You know how when someone considered a less attractive or "desirable" version of someone famous is called "the poor man's [famous person's name]"? I'm going to start calling more attractive/desirable versions of not-that-attractive celebrities "the rich man's [not attractive celebrity}." Say I meet a gorgeous fella with a full head of ginger hair, well-groomed beard, and abs for days. I'll dub him "the rich man's Louis C.K"? And I can call the beautiful creator of an show about annoying-as-fuck millennials, who doesn't make me want to punch her in the chinless face "the rich man's Lena Dunham". I'm on it!

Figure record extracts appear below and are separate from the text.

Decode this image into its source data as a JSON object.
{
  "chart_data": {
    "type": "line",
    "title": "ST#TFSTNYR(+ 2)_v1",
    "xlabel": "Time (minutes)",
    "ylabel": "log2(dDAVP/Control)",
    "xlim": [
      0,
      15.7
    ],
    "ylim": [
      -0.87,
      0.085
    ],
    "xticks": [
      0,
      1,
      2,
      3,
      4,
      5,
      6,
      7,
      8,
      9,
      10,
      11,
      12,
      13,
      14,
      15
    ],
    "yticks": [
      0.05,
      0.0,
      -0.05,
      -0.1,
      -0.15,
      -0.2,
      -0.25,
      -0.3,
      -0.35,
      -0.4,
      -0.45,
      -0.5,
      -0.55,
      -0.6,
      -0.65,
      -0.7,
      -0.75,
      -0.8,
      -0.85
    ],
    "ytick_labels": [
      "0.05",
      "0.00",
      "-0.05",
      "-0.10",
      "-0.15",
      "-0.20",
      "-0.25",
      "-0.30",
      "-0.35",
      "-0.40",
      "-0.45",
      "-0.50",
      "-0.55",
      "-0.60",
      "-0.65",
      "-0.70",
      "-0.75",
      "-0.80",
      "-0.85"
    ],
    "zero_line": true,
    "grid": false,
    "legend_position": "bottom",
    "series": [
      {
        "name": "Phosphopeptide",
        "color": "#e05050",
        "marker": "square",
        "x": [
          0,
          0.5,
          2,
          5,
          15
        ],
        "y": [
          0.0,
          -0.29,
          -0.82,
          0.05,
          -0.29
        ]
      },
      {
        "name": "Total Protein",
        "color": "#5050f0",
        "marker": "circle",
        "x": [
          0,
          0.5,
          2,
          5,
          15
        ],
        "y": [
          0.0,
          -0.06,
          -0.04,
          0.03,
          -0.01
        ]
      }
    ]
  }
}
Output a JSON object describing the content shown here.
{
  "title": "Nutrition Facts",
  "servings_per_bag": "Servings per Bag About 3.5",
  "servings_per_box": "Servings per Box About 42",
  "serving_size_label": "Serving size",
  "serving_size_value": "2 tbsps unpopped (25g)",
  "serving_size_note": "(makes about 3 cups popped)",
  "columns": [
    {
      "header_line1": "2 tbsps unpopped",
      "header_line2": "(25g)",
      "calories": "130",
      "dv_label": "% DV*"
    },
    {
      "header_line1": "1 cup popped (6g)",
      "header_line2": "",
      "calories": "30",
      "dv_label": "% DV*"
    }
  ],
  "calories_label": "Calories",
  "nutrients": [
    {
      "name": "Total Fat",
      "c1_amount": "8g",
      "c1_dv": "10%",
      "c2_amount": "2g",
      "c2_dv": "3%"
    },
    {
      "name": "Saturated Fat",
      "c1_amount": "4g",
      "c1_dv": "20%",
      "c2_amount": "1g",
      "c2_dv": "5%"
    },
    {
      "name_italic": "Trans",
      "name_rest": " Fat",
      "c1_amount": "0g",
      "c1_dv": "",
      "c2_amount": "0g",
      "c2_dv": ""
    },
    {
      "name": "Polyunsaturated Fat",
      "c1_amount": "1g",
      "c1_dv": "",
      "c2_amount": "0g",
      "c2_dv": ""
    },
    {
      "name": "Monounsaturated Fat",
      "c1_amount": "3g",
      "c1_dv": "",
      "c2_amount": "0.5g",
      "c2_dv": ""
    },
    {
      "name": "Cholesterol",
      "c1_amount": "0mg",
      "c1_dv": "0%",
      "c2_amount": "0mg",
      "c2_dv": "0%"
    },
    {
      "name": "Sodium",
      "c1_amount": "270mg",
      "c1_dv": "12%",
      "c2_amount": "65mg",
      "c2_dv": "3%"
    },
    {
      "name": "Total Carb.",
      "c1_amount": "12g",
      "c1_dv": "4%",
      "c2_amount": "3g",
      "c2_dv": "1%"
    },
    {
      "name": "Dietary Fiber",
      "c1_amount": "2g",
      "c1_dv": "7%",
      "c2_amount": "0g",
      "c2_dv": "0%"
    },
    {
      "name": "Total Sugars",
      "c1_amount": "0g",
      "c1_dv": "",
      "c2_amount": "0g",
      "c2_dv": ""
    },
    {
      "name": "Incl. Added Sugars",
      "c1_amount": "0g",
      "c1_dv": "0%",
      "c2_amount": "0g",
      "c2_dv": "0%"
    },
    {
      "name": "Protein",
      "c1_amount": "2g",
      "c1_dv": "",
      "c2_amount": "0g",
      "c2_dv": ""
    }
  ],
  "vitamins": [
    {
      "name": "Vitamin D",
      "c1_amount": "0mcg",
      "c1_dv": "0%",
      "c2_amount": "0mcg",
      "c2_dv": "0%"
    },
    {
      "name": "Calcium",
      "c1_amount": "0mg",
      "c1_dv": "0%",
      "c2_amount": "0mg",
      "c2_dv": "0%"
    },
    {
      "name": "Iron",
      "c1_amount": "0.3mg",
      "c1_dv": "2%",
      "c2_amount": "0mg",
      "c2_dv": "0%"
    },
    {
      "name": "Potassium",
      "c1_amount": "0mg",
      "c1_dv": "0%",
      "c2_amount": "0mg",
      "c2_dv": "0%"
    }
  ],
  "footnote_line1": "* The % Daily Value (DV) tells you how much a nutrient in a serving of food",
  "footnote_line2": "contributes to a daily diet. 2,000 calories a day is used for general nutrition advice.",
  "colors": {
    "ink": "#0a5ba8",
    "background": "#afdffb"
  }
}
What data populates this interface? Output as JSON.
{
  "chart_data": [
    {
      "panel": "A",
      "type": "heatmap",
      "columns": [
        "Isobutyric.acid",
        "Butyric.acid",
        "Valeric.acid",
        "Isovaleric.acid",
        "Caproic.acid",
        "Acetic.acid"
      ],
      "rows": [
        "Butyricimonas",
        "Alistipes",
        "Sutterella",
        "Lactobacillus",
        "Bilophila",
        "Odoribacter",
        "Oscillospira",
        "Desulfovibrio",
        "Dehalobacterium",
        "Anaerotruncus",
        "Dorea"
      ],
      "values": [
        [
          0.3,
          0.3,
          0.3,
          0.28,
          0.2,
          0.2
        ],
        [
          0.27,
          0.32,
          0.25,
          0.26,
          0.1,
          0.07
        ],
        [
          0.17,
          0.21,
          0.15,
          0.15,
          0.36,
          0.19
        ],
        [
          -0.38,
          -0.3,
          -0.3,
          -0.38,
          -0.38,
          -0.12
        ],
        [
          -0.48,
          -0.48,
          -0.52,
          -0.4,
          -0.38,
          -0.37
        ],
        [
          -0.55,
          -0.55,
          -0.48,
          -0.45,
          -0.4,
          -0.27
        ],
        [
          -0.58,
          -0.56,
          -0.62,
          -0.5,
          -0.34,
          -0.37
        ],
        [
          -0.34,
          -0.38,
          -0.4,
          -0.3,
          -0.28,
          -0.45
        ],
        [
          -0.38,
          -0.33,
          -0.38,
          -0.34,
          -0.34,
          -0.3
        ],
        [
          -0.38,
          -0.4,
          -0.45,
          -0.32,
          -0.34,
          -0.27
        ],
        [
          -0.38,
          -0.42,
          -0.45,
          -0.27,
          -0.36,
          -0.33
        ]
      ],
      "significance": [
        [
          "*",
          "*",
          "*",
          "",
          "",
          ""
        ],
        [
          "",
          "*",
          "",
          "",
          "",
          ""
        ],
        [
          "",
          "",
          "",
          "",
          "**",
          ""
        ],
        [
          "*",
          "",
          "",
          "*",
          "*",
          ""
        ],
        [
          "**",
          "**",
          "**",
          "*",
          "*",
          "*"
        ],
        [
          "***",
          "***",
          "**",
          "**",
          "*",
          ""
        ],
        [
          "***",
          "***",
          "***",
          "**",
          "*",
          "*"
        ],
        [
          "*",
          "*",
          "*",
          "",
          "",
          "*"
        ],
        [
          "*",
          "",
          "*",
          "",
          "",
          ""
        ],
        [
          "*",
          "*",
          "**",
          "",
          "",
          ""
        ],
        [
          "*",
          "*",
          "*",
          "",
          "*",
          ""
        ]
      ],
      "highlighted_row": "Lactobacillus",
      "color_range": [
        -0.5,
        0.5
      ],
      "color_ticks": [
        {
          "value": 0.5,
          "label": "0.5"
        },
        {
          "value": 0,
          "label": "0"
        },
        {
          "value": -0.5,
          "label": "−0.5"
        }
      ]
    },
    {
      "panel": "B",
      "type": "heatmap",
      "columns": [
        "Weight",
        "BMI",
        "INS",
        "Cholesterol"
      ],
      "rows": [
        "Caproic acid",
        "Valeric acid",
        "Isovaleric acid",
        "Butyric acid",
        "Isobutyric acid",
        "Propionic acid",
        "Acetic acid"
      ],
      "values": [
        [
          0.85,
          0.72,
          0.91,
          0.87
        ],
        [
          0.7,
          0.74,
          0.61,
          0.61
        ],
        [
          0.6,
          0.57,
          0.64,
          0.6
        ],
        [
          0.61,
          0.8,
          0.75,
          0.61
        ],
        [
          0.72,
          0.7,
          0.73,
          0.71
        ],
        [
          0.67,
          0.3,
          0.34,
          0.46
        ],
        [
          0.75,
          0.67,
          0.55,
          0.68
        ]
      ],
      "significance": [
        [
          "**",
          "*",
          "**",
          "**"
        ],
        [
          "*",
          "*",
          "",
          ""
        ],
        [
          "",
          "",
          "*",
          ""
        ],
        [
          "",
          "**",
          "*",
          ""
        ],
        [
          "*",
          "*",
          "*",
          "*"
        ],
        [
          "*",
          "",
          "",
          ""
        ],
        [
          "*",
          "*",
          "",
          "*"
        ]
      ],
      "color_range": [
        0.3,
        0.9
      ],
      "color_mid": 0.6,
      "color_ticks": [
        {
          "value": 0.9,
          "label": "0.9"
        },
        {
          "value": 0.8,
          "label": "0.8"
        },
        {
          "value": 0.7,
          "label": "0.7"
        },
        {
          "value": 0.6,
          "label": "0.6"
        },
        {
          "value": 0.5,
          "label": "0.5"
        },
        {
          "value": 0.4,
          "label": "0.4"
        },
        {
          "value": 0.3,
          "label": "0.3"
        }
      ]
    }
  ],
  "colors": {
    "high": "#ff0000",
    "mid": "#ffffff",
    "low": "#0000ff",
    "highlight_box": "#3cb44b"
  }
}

This morning my cat witnessed me saying, "Meanwhile, back at the ranch" several times, the first in an attempt to wrangle my thoughts back to some semblance of linear normalcy that my head could deal with instead of threatening to implode from the burden of the ricocheting rat-a-tat ridiculousness of the pre-gym quasi-mania, and the subsequent times in smirking acknowledgment of the goofiness of the phrase that makes me sound like someone's cardigan-sportin' dad who knows best circa 1950-whatever. She assured me she's okay with it, but I'm suspicious of her agreeability and wonder what she's got up her paw-sleeve.